MAM 2016: Fantastic 3-D Experience of the Heart or Why We Were Wearing 3-D glasses!

The movie won an Oscar for Best Special Visual Effects; Image: Foresight Institute
by Steve S. Ryan, PhD
In 1966, the wide-screen movie Fantastic Voyage took viewers inside the human body by injecting a miniaturized submarine, its crew and a surgical team into the carotid artery. Their mission was to break up a clot and save the VIP patient. Traveling through the heart to the brain, reveals a world of dazzling color, a floating wonderland with huge red corpuscles, whirling globules, platelets and particles.
I had that same amazing experience when Dr. Joris Ector presented his incredible 3-D vision of a real heart. Just like when watching the movie, there were involuntary gasps and shocks as you felt what it was like to move through the heart.
And yes, we had to wear 3-D glasses! That’s got to be a first at an A-Fib conference.


Starting with the exterior of a beating heart, Dr. Ector, from the University of Leuven, Belgium, showed every possible 3-D angle.
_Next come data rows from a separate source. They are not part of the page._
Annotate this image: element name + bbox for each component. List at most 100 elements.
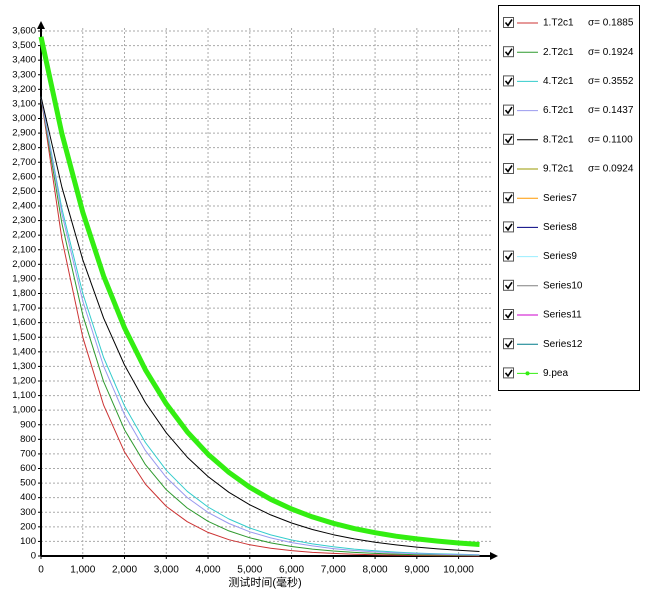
legend-item: Series11: [503, 309, 582, 321]
legend-label: 9.pea: [543, 368, 568, 379]
x-tick-label: 5,000: [237, 565, 262, 576]
legend-label: Series10: [543, 280, 583, 291]
y-tick-label: 2,400: [12, 201, 36, 212]
y-tick-label: 2,200: [12, 230, 36, 241]
legend-checkbox: [503, 46, 514, 58]
x-tick-label: 0: [38, 565, 44, 576]
y-tick-label: 300: [20, 507, 36, 518]
legend-item: 6.T2c1 σ= 0.1437: [503, 104, 634, 116]
legend-item: Series12: [503, 338, 583, 350]
y-tick-label: 1,200: [12, 376, 36, 387]
legend-checkbox: [503, 17, 514, 28]
x-tick-label: 10,000: [443, 565, 474, 576]
legend-label: 8.T2c1: [543, 134, 574, 145]
legend-item: 2.T2c1 σ= 0.1924: [503, 46, 634, 58]
legend-checkbox: [503, 163, 514, 174]
y-tick-label: 3,600: [12, 26, 36, 37]
legend-label: Series11: [543, 310, 582, 321]
legend-label: Series8: [543, 222, 577, 233]
y-tick-label: 200: [20, 521, 36, 532]
legend-check: [504, 281, 513, 290]
legend-checkbox: [503, 279, 514, 291]
legend-label: 4.T2c1: [543, 76, 574, 87]
y-tick-label: 600: [20, 463, 36, 474]
legend-sigma: σ= 0.0924: [588, 164, 634, 175]
legend-sigma: σ= 0.1437: [588, 105, 634, 116]
legend-label: 2.T2c1: [543, 47, 574, 58]
x-tick-label: 7,000: [321, 565, 346, 576]
x-tick-label: 8,000: [363, 565, 388, 576]
x-tick-label: 2,000: [112, 565, 137, 576]
series-line: [40, 96, 480, 552]
legend-checkbox: [503, 221, 514, 233]
legend-checkbox: [503, 309, 514, 320]
legend-label: Series9: [543, 251, 577, 262]
x-tick-label: 3,000: [154, 565, 179, 576]
y-tick-label: 1,600: [12, 317, 36, 328]
legend-label: 6.T2c1: [543, 105, 574, 116]
y-tick-label: 3,000: [12, 113, 36, 124]
y-tick-label: 900: [20, 419, 36, 430]
legend-sigma: σ= 0.1924: [588, 47, 634, 58]
series-line: [40, 96, 480, 557]
x-axis-arrow: [490, 552, 498, 560]
legend-item: 1.T2c1 σ= 0.1885: [503, 17, 634, 29]
series-line: [38, 36, 480, 547]
legend-check: [504, 252, 513, 261]
legend-item: 9.pea: [503, 367, 568, 379]
y-tick-label: 2,300: [12, 215, 36, 226]
y-tick-label: 2,100: [12, 244, 36, 255]
series-line: [40, 96, 480, 556]
y-tick-label: 100: [20, 536, 36, 547]
legend-item: 4.T2c1 σ= 0.3552: [503, 75, 634, 87]
legend-checkbox: [503, 133, 514, 145]
y-tick-label: 500: [20, 478, 36, 489]
legend-item: Series10: [503, 279, 583, 291]
legend-label: 9.T2c1: [543, 164, 574, 175]
y-tick-label: 1,500: [12, 332, 36, 343]
y-tick-label: 1,700: [12, 303, 36, 314]
y-tick-label: 0: [31, 551, 36, 562]
x-tick-label: 6,000: [279, 565, 304, 576]
x-tick-label: 4,000: [196, 565, 221, 576]
y-tick-label: 1,800: [12, 288, 36, 299]
series-line: [40, 96, 480, 556]
y-tick-label: 800: [20, 434, 36, 445]
legend-check: [504, 135, 513, 144]
legend-label: 1.T2c1: [543, 18, 574, 29]
x-tick-label: 1,000: [70, 565, 95, 576]
legend-item: Series9: [503, 250, 577, 262]
legend-check: [504, 369, 513, 378]
y-tick-label: 400: [20, 492, 36, 503]
y-axis-arrow: [37, 21, 45, 29]
y-tick-label: 3,300: [12, 69, 36, 80]
legend-checkbox: [503, 367, 514, 379]
y-tick-label: 2,800: [12, 142, 36, 153]
y-tick-label: 2,700: [12, 157, 36, 168]
legend-item: Series8: [503, 221, 577, 233]
legend-check: [504, 311, 513, 319]
legend-check: [504, 48, 513, 57]
legend-check: [504, 223, 513, 232]
y-tick-label: 1,000: [12, 405, 36, 416]
y-tick-label: 1,900: [12, 273, 36, 284]
y-tick-label: 2,000: [12, 259, 36, 270]
legend-checkbox: [503, 104, 514, 116]
legend-item: 8.T2c1 σ= 0.1100: [503, 133, 633, 145]
legend-check: [504, 194, 513, 203]
legend-item: 9.T2c1 σ= 0.0924: [503, 163, 634, 175]
x-axis-label: 测试时间(毫秒): [228, 575, 301, 589]
y-tick-label: 1,300: [12, 361, 36, 372]
series-line: [40, 96, 480, 556]
legend-marker: [525, 371, 530, 376]
legend-checkbox: [503, 192, 514, 204]
y-tick-label: 1,400: [12, 346, 36, 357]
y-tick-label: 3,100: [12, 98, 36, 109]
legend-check: [504, 19, 513, 27]
legend-label: Series7: [543, 193, 577, 204]
y-tick-label: 3,500: [12, 40, 36, 51]
legend-label: Series12: [543, 339, 583, 350]
legend-checkbox: [503, 250, 514, 262]
y-tick-label: 2,600: [12, 171, 36, 182]
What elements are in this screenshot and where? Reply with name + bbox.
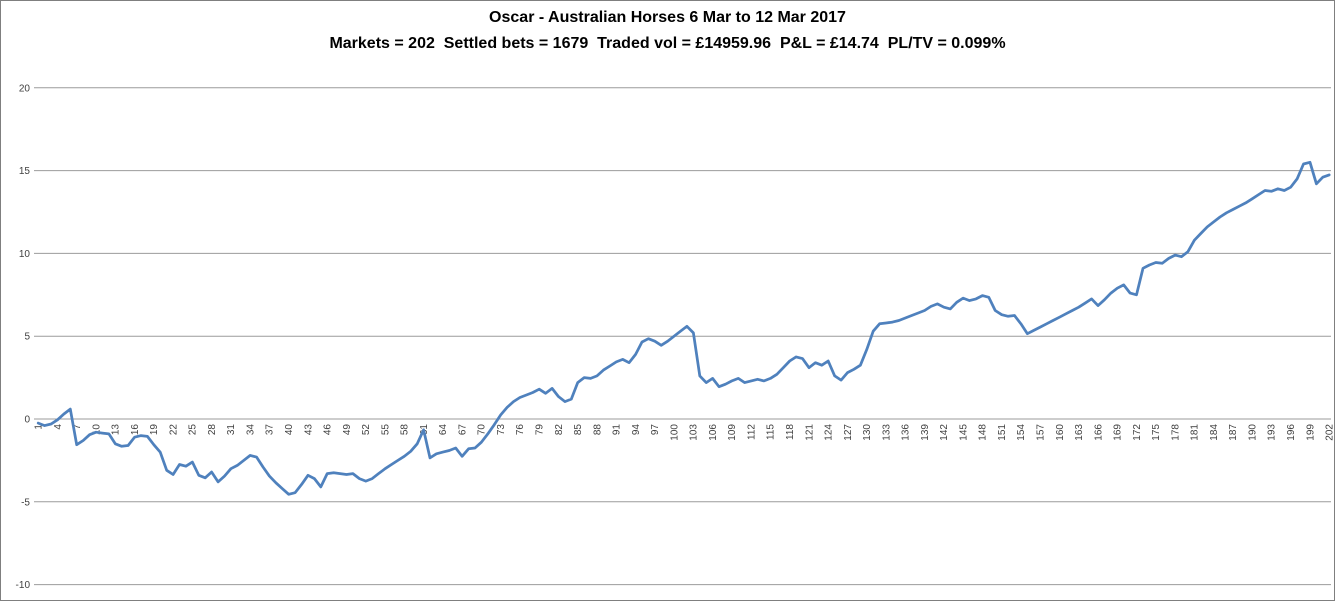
x-axis-tick-label: 28 [207, 424, 218, 436]
x-axis-tick-label: 70 [477, 424, 488, 436]
x-axis-tick-label: 100 [669, 424, 680, 441]
x-axis-tick-label: 172 [1132, 424, 1143, 441]
x-axis-tick-label: 55 [380, 424, 391, 436]
x-axis-tick-label: 160 [1055, 424, 1066, 441]
y-axis-tick-label: -5 [21, 497, 30, 508]
x-axis-tick-label: 142 [939, 424, 950, 441]
x-axis-tick-label: 34 [246, 424, 257, 436]
x-axis-tick-label: 193 [1267, 424, 1278, 441]
x-axis-tick-label: 22 [168, 424, 179, 436]
x-axis-tick-label: 4 [53, 424, 64, 430]
x-axis-tick-label: 112 [747, 424, 758, 440]
x-axis-tick-label: 184 [1209, 424, 1220, 441]
x-axis-tick-label: 19 [149, 424, 160, 436]
x-axis-tick-label: 73 [496, 424, 507, 436]
x-axis-tick-label: 46 [323, 424, 334, 436]
x-axis-tick-label: 49 [342, 424, 353, 436]
x-axis-tick-label: 103 [689, 424, 700, 441]
x-axis-tick-label: 175 [1151, 424, 1162, 441]
pl-series-line [36, 160, 1331, 496]
y-axis-tick-label: 20 [19, 83, 31, 94]
x-axis-tick-label: 157 [1036, 424, 1047, 441]
chart-title: Oscar - Australian Horses 6 Mar to 12 Ma… [489, 9, 846, 26]
chart-subtitle: Markets = 202 Settled bets = 1679 Traded… [329, 35, 1006, 52]
x-axis-tick-label: 88 [592, 424, 603, 436]
y-axis-tick-label: 0 [24, 415, 30, 426]
x-axis-tick-label: 121 [804, 424, 815, 441]
x-axis-tick-label: 163 [1074, 424, 1085, 441]
x-axis-tick-label: 133 [881, 424, 892, 441]
x-axis-tick-label: 37 [265, 424, 276, 436]
x-axis-tick-label: 130 [862, 424, 873, 441]
x-axis-tick-label: 85 [573, 424, 584, 436]
x-axis-tick-label: 106 [708, 424, 719, 441]
x-axis-tick-label: 169 [1113, 424, 1124, 441]
x-axis-tick-label: 97 [650, 424, 661, 436]
x-axis-tick-label: 178 [1170, 424, 1181, 441]
y-axis-tick-label: -10 [16, 580, 31, 591]
x-axis-tick-label: 202 [1325, 424, 1335, 441]
x-axis-tick-label: 196 [1286, 424, 1297, 441]
x-axis-tick-label: 10 [91, 424, 102, 436]
x-axis-tick-label: 13 [111, 424, 122, 436]
x-axis-tick-label: 166 [1093, 424, 1104, 441]
x-axis-tick-label: 91 [612, 424, 623, 436]
x-axis-tick-label: 124 [824, 424, 835, 441]
x-axis-tick-label: 199 [1305, 424, 1316, 441]
x-axis-tick-label: 67 [457, 424, 468, 436]
x-axis-tick-label: 1 [34, 424, 45, 430]
x-axis-tick-label: 76 [515, 424, 526, 436]
x-axis-tick-label: 64 [438, 424, 449, 436]
x-axis-tick-label: 190 [1248, 424, 1259, 441]
x-axis-tick-label: 187 [1228, 424, 1239, 441]
x-axis-tick-label: 79 [535, 424, 546, 436]
x-axis-tick-label: 40 [284, 424, 295, 436]
x-axis-tick-label: 118 [785, 424, 796, 440]
x-axis-tick-label: 58 [400, 424, 411, 436]
x-axis-tick-label: 109 [727, 424, 738, 441]
x-axis-tick-label: 82 [554, 424, 565, 436]
x-axis-tick-label: 145 [958, 424, 969, 441]
x-axis-tick-label: 181 [1190, 424, 1201, 441]
y-axis-tick-label: 10 [19, 249, 31, 260]
x-axis-tick-label: 127 [843, 424, 854, 441]
x-axis-tick-label: 139 [920, 424, 931, 441]
x-axis-tick-label: 115 [766, 424, 777, 440]
x-axis-tick-label: 31 [226, 424, 237, 436]
x-axis-tick-label: 154 [1016, 424, 1027, 441]
x-axis-tick-label: 52 [361, 424, 372, 436]
y-axis-tick-label: 15 [19, 166, 31, 177]
x-axis-tick-label: 136 [901, 424, 912, 441]
y-axis-tick-label: 5 [24, 332, 30, 343]
x-axis-tick-label: 94 [631, 424, 642, 436]
x-axis-tick-label: 151 [997, 424, 1008, 441]
x-axis-tick-label: 16 [130, 424, 141, 436]
x-axis-tick-label: 7 [72, 424, 83, 430]
x-axis-tick-label: 25 [188, 424, 199, 436]
x-axis-tick-label: 43 [303, 424, 314, 436]
x-axis-tick-label: 148 [978, 424, 989, 441]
Next, he peeled away the exterior to reveal the movement of the heart from the inside. Next, he whisked you inside the heart so fast that you almost got dizzy.
Particularly interesting was the trip through the left atrium into the Left Atrial Appendage (LAA) with its trabeculations (thick muscular tissue bands) which looked like columns in close-up.
In some ways, Dr. Ector’s presentation felt more real and comprehensive than watching footage of an actual heart beating. It was an astounding experience (just like watching Fantastic Voyage in 1966). (I wish I had an interior of the 3-D heart to share with you.)